Para los que llevamos décadas faenando entre perolas y aún seguimos haciéndolo con la misma ilusión y entusiasmo que el primer día, la cocina tiene un indescriptible magnetismo, una relación amor/odio, un atractivo casi enfermizo, que necesitaríamos muchas páginas para poder hacérselo comprender a los profanos, a esos ciudadanos para quienes esa zona de la casa, es solo cosa de mujeres (no podemos decir que del servicio porque ya nadie tiene criados) y que tal actividad, en el campo profesional, es cosa de desarrapados, de individuos de segunda clase que no han podido ganarse la vida de una forma menos indecorosa.
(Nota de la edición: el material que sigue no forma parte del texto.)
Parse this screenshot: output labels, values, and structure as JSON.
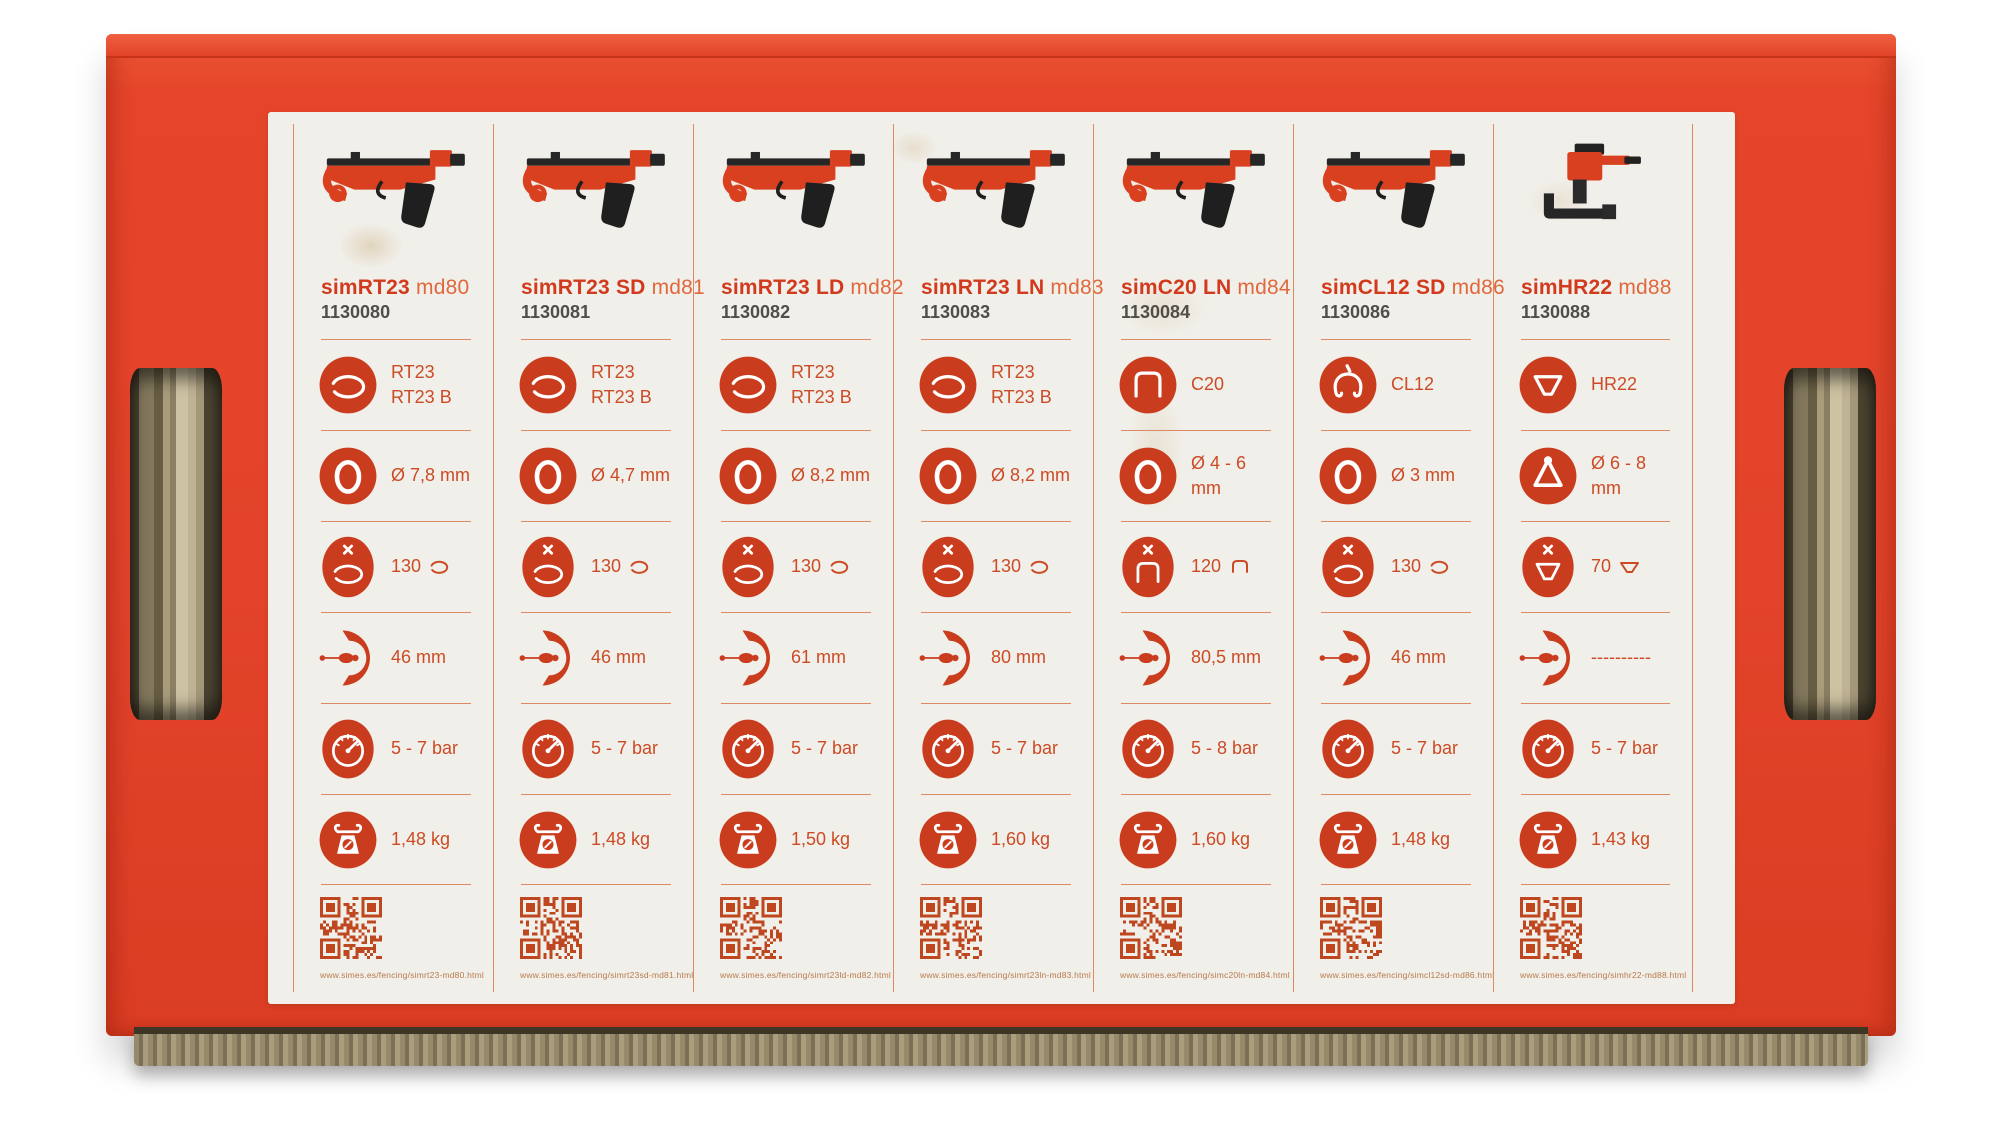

Gracias a grandes comunicadores como Karlos Arguiñano y a las numerosas publicaciones especializadas o suplementos gastronómicos de los diarios de información general, esa forma de pensar ya ha quedado obsoleta y los cocineros hoy día son personajes casi tan mediáticos como los presentadores de televisión o los jugadores de fútbol. Un súper chef es hoy día un personaje popular, admirado y envidiado por buena parte de nuestra sociedad.
Yo viví el cambio, fui testigo de aquellos años del oprobio cocineril.
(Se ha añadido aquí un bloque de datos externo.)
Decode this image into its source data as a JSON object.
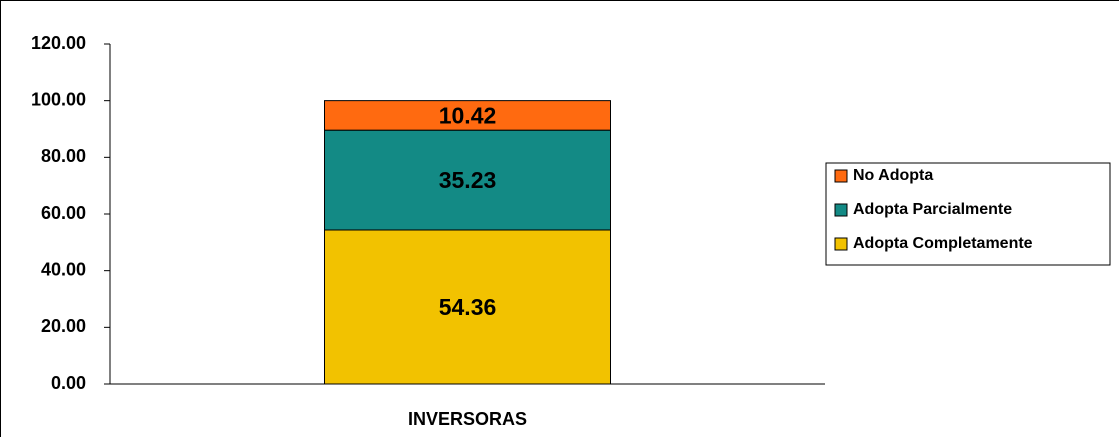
{
  "chart_data": {
    "type": "stacked_bar",
    "categories": [
      "INVERSORAS"
    ],
    "series": [
      {
        "name": "Adopta Completamente",
        "color": "#f2c200",
        "values": [
          54.36
        ]
      },
      {
        "name": "Adopta Parcialmente",
        "color": "#138a85",
        "values": [
          35.23
        ]
      },
      {
        "name": "No Adopta",
        "color": "#ff6a10",
        "values": [
          10.42
        ]
      }
    ],
    "ylim": [
      0,
      120
    ],
    "yticks": [
      {
        "value": 0,
        "label": "0.00"
      },
      {
        "value": 20,
        "label": "20.00"
      },
      {
        "value": 40,
        "label": "40.00"
      },
      {
        "value": 60,
        "label": "60.00"
      },
      {
        "value": 80,
        "label": "80.00"
      },
      {
        "value": 100,
        "label": "100.00"
      },
      {
        "value": 120,
        "label": "120.00"
      }
    ],
    "legend": "right"
  }
}
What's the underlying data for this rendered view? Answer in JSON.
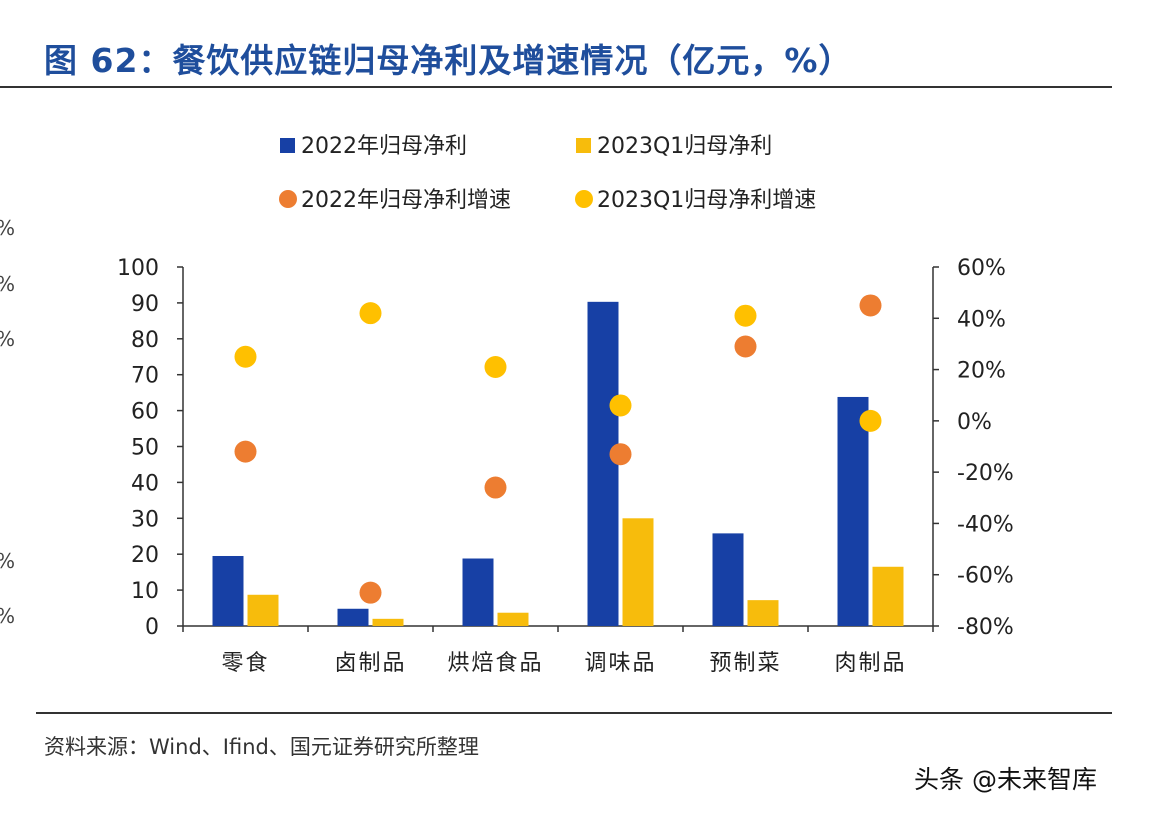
{
  "header": {
    "title": "图 62：餐饮供应链归母净利及增速情况（亿元，%）"
  },
  "footer": {
    "source": "资料来源：Wind、Ifind、国元证券研究所整理",
    "watermark": "头条 @未来智库"
  },
  "edge_fragments": [
    "%",
    "%",
    "%",
    "%",
    "%"
  ],
  "colors": {
    "blue": "#1740a5",
    "gold": "#f7bc0c",
    "orange": "#ed7d31",
    "yellow_dot": "#ffc000"
  },
  "chart_data": {
    "type": "bar",
    "title": "",
    "xlabel": "",
    "ylabel": "",
    "categories": [
      "零食",
      "卤制品",
      "烘焙食品",
      "调味品",
      "预制菜",
      "肉制品"
    ],
    "series": [
      {
        "name": "2022年归母净利",
        "kind": "bar",
        "axis": "left",
        "color": "#1740a5",
        "values": [
          19.5,
          4.8,
          18.8,
          90.3,
          25.8,
          63.8
        ]
      },
      {
        "name": "2023Q1归母净利",
        "kind": "bar",
        "axis": "left",
        "color": "#f7bc0c",
        "values": [
          8.7,
          2.0,
          3.7,
          30.0,
          7.2,
          16.5
        ]
      },
      {
        "name": "2022年归母净利增速",
        "kind": "scatter",
        "axis": "right",
        "color": "#ed7d31",
        "values": [
          -12,
          -67,
          -26,
          -13,
          29,
          45
        ]
      },
      {
        "name": "2023Q1归母净利增速",
        "kind": "scatter",
        "axis": "right",
        "color": "#ffc000",
        "values": [
          25,
          42,
          21,
          6,
          41,
          0
        ]
      }
    ],
    "ylim_left": [
      0,
      100
    ],
    "yticks_left": [
      0,
      10,
      20,
      30,
      40,
      50,
      60,
      70,
      80,
      90,
      100
    ],
    "ylim_right": [
      -80,
      60
    ],
    "yticks_right": [
      -80,
      -60,
      -40,
      -20,
      0,
      20,
      40,
      60
    ],
    "ytick_labels_right": [
      "-80%",
      "-60%",
      "-40%",
      "-20%",
      "0%",
      "20%",
      "40%",
      "60%"
    ],
    "grid": false,
    "legend_position": "top-center"
  }
}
En una discoteca muy elegante de Santa Cruz de Tenerife, hicimos amistad con un grupo de jóvenes y con buenas perspectivas de ligue con dos encantadoras señoritas muy finas de la alta sociedad canaria. Cuando mi amigo Pedro Larumbe dijo orgullosamente que éramos unos famosos cocineros que estábamos haciendo unas jornadas gastronómicas en el Hotel Maritim, sin mediar palabra nos dieron la espalda ofendidas y tuvimos que desalojar el campo porque el asunto se torció hasta el punto de que pudimos terminar a bofetadas con los niños pijos que minutos antes nos habían acogido fraternalmente, quizás porque lucíamos unos Rolex más caros que los suyos.
El jefe de cocina del restaurante de mi hermano, Martín, un magnífico chef y una excelente persona, usaba una carterita, como la de los cobradores de la luz, para llevar y traer a su casa el gorro y la chaquetilla, para así despistar a sus vecinos de autobús o Metro y que nadie descubriese su deleznable oficio.
Recuerdo como, a principio de mes, cuando mi padre pagaba la nómina, al firmar los cocineros, mi hermana y yo nos reíamos al ver las filigranas que tenían que hacer los pobres empleados ya que eran tan analfabetos que apenas si sabían garabatear su nombre. Y no hablo de la Edad Media, sino de los años setenta.
Hoy tenemos páginas web, hablamos de diseño y hasta tenemos influencias en la política. Esto es: “Misterios de la cocina”.